Flow trait and multi-runtime architecture

The sample defines a Flow trait in crates/common/src/lib.rs that abstracts a long-running resource management domain. The main binary creates a separate tokio runtime for each flow, isolating scheduler contention and allowing per-flow thread naming for debugging:
#[async_trait]
pub trait Flow: Send {
    async fn run(&mut self, cancel_token: CancellationToken) -> anyhow::Result<()>;
}
The main supervision loop uses tokio::select! with biased to prioritize shutdown signals over flow completion. See service/src/bin.rs for the complete supervision pattern.

Policy system with trait-based composition

The policy system uses three traits to enable runtime composition. PolicyFactory conditionally creates per-process policies based on process metadata. Policy defines a periodic tick interface with cleanup guarantees. AggregatePolicy manages multiple processes collectively for cross-process resource decisions:
async fn create(&self, process: &ProcessInfo) -> anyhow::Result<Option<Box<dyn Policy>>>;
Factories return Option<Box<dyn Policy>>, allowing enrollment decisions at runtime. The ProcessMonitor in crates/common/src/process_monitor.rs iterates all factories for each new process and spawns tick tasks only for enrolled policies.

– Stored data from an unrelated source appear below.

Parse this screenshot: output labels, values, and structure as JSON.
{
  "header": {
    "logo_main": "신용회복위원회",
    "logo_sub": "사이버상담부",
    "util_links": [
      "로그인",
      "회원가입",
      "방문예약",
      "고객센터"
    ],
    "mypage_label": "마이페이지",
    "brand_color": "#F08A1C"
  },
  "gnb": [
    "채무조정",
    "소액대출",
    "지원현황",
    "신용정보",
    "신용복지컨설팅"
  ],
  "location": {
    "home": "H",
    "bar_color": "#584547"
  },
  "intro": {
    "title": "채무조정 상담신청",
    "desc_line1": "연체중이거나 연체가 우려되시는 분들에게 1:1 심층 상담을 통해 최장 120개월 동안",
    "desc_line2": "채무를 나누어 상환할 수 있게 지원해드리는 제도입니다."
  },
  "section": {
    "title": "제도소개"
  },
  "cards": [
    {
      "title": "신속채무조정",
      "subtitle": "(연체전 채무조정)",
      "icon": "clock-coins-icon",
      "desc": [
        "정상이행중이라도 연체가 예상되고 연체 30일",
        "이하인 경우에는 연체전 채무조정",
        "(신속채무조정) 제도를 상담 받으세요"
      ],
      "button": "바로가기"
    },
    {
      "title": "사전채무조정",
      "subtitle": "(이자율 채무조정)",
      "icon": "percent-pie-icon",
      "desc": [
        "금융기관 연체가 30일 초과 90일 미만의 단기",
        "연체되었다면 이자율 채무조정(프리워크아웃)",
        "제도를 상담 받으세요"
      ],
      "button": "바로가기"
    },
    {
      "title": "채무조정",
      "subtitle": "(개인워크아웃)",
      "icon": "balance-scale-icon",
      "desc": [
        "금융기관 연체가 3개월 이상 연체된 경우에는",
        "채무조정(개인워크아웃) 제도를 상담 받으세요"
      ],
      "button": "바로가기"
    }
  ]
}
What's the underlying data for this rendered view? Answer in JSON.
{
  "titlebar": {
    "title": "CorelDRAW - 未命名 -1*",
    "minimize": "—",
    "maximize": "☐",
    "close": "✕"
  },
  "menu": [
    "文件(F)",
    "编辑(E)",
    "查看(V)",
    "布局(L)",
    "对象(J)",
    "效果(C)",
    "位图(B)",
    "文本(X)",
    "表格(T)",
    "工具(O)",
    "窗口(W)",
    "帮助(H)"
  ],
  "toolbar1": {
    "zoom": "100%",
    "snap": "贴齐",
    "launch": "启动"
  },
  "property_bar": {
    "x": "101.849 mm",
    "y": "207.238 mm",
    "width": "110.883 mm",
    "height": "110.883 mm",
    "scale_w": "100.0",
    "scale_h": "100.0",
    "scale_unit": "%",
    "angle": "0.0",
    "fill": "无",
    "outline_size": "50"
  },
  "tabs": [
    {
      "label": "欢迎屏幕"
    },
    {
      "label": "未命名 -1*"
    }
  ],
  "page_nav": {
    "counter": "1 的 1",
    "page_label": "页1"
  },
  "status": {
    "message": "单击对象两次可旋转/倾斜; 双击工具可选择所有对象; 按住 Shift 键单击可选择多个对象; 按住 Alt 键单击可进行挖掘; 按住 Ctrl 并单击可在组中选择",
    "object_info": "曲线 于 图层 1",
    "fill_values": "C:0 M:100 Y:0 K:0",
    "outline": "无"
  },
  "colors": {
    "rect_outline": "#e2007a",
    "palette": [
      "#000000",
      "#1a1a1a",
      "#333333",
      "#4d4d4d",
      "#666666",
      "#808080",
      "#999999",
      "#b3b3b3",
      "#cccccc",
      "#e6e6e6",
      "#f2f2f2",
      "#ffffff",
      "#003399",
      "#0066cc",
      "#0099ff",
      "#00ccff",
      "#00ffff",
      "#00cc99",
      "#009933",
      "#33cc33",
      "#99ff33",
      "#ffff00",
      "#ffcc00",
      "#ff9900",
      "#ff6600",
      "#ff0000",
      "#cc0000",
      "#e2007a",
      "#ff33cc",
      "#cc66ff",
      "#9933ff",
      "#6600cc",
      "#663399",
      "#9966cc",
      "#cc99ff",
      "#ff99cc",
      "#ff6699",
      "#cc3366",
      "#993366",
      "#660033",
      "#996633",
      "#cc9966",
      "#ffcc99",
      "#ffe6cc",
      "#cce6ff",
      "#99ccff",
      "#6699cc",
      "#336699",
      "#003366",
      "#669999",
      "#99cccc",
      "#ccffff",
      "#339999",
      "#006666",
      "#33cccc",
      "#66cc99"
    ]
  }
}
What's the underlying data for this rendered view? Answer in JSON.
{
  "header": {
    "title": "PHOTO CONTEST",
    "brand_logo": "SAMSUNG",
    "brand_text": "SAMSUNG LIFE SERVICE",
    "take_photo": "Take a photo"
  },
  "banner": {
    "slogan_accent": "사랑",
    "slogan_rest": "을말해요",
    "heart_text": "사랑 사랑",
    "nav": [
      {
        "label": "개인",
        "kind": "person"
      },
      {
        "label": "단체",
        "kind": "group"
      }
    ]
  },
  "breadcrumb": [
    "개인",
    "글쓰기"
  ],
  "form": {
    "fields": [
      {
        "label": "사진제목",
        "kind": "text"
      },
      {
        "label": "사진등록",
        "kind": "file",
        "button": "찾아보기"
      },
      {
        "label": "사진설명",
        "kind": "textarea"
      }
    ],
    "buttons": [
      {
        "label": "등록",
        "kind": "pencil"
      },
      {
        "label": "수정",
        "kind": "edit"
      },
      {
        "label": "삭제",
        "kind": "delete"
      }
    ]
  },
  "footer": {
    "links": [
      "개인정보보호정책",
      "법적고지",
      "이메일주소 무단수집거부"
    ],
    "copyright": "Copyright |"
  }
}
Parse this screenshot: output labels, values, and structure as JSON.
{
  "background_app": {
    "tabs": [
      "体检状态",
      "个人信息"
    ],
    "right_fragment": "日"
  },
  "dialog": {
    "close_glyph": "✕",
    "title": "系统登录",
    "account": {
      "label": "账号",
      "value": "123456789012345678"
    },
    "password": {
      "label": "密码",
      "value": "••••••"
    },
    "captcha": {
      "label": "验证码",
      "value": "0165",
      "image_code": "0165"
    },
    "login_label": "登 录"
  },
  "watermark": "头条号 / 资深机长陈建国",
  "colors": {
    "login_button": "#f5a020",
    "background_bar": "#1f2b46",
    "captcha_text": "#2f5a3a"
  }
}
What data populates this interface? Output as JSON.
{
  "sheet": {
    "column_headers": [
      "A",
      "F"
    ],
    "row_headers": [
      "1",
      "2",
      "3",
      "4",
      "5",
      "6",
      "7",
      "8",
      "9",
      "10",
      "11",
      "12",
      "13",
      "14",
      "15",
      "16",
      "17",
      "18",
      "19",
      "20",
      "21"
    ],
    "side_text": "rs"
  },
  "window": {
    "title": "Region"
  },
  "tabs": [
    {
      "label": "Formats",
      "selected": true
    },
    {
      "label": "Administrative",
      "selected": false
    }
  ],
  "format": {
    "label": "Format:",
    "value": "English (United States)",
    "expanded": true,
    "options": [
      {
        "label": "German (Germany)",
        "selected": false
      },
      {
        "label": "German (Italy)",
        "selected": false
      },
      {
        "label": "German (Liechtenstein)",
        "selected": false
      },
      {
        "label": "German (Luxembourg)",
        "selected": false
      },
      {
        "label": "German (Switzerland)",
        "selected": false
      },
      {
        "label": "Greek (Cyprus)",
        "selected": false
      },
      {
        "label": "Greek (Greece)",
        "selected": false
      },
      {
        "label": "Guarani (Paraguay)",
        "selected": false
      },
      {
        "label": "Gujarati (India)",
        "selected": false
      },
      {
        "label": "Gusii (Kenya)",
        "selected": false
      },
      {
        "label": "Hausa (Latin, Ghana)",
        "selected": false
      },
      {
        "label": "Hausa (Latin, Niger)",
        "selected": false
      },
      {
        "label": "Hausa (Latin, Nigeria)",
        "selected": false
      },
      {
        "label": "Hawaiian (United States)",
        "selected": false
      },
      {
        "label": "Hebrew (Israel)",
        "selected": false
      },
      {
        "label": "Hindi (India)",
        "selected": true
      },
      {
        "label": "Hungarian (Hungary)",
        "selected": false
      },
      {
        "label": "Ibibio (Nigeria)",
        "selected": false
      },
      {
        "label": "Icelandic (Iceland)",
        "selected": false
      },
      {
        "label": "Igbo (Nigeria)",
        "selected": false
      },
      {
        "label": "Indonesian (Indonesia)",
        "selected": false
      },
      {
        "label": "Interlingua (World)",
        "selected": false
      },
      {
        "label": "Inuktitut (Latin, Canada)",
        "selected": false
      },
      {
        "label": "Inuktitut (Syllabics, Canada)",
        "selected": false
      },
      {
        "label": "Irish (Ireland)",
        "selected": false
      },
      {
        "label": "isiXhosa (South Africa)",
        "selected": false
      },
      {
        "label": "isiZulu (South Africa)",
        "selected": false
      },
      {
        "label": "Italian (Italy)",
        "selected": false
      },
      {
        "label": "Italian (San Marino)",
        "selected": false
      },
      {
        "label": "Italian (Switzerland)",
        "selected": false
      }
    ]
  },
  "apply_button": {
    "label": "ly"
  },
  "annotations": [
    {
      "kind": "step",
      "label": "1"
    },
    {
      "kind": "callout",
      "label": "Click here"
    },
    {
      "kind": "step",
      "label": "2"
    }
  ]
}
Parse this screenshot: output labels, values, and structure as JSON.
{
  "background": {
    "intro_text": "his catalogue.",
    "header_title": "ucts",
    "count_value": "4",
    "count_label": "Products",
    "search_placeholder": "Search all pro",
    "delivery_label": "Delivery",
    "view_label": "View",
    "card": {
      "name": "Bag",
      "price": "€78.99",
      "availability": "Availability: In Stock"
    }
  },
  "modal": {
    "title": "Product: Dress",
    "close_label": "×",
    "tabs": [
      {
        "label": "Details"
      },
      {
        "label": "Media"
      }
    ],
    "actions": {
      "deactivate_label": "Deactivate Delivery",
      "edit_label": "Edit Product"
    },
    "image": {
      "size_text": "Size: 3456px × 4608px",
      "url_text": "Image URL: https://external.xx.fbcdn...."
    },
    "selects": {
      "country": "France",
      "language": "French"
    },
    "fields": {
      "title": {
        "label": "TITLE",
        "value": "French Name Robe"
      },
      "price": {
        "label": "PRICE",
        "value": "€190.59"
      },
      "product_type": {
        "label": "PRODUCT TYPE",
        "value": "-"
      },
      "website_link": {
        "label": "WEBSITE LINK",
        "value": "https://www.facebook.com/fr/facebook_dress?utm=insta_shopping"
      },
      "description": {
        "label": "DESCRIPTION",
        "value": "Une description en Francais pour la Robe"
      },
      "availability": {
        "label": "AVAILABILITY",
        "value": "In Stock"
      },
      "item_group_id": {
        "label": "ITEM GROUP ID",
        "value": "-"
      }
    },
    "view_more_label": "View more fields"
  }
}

BPF ring buffer integration with state machine

The cgroup monitor uses BPF ring buffers for low-overhead event delivery from kernel to userspace. The sample wraps the ring buffer file descriptor with tokio::io::unix::AsyncFd for async polling:
let ring_buffer = AsyncFd::new(ring_buffer)?;
ring_buffer.readable().await?;
The state machine in crates/common/src/cgroup_monitor.rs tracks which processes are attached to cgroups, handling the Android process lifecycle where app processes get their identity at attach time but system services require exec events.

cgroupv2 abstraction with file descriptor caching

The CgroupEntry trait provides async methods for reading and writing cgroupv2 pseudo-files. The FileSystemCgroup implementation caches file descriptors and seeks to the start for repeated reads, avoiding open/close overhead on hot paths:
let stats = cgroup.memory_stats().await?;
cgroup.write_memory_high(limit_bytes).await?;
The ReclaimType parameter controls whether writes use O_NONBLOCK, determining whether memory reclaim is charged to the orchestrator or deferred to the target cgroup. See crates/common/src/cgroup.rs for the complete abstraction.

Pressure-based memory management

The sample demonstrates two memory pressure control algorithms. The System PSI policy implements a PI controller that adjusts memory.high to maintain a target pressure percentage. The Senpai PSI policy uses exponential backoff when pressure exceeds the target and exponential probing when pressure is below target.
Both policies read cumulative pressure from memory.pressure and compute the delta since the last tick. See crates/memflow/src/policy/system_psi.rs and crates/memflow/src/policy/senpai_psi.rs for the complete control logic.

Coordinated shutdown with cancellation tokens

The sample uses tokio_util::CancellationToken for hierarchical shutdown coordination. A global token created in main() is cloned and passed to each flow. The ProcessMonitor creates its own global token for all policy tasks:
select! {
    _ = cancel_token.cancelled() => break,
    _ = interval.tick() => { /* policy work */ }
}
Policies check for cancellation in their tick loops and call cleanup() before exiting. The orchestrator enforces a 190ms shutdown timeout, aborting tasks that fail to respond to cancellation.

Extend the sample

  • Add a new policy: Implement the PolicyFactory and Policy traits (see crates/memflow/src/policy/telemetry.rs for a minimal example), register the factory in crates/memflow/src/lib.rs, and add configuration system properties.
  • Implement userspace logic for CPU or GPU flows: Add policies that consume the BPF-collected data from the CPU and GPU programs.
  • Add support for new BPF tracepoints: Modify the cgroup monitor or create a new BPF program with skeleton generation.